大会長挨拶
平成28年室内環境学会学術大会大会長
篠原 直秀(産業技術総合研究所 安全科学研究部門 主任研究員)
平成28年室内環境学会学術大会は、2016年12月15日(木)、16日(金)の両日、産業技術総合研究所つくば中央(共用講堂)において開催いたします。
つくば市は、皆さんもご存じのように、研究学園都市として整備された街であり、300を超える国や民間の研究所があり、2万人以上の研究者が働いております。
この街で室内環境学会学術大会を開催するに当たり、「室内環境の研究とはどうあるべきか?」、「今後の室内環境の研究はどこに進んでいくのか?」という点について、改めて考えることにし、大会のテーマを『室内環境の現在から未来へ ~多様性とその広がり~』としました。
1990年代後半のシックハウス問題を契機に設立された室内環境学会ですが、ホルムアルデヒドやトルエンなどの化学物質への対策が進み、当初社会問題となったような課題は少なくなりました。
しかしながら、これら化学物質以外にも健康に影響を与えうる物質は多く、カビやダニなどの室内微生物の問題もあり、空気質への影響がなくなったとは言えない現状です。
更に、東日本大震災以降、問題が再度クローズアップされた温熱環境、照明、騒音・振動など、空気質以外にも様々な問題が室内環境には存在しています。

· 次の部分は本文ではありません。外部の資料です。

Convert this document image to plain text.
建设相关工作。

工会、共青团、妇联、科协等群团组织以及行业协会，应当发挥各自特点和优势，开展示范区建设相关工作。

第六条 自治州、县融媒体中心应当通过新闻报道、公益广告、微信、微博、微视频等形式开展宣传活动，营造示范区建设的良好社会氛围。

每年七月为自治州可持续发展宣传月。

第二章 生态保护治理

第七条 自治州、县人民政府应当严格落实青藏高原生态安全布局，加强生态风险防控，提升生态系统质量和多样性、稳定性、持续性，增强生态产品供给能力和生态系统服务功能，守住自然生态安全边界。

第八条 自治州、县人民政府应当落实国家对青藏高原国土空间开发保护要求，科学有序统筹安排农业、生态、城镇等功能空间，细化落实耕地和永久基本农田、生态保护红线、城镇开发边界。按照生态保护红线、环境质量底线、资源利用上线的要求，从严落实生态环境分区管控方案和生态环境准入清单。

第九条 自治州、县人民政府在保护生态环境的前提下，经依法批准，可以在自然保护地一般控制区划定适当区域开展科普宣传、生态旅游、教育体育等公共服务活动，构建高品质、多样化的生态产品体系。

これらに対してどう取り組んでいくのか、研究者に求められていることは何なのかを念頭に置きつつ、研究発表と議論を深めていただければ幸いです。
皆様の多数の発表と参加をお待ちしております。
また、今大会では、日本・韓国・台湾の3か国の室内環境学会による共催の国際シンポジウムも開催されます。
様々な分野における室内環境への研究取組と未来への展開などを軸にして、国内外の有識者による講演とディスカッションを予定しております。
こちらも、多くの皆様にご参加いただければと考えております。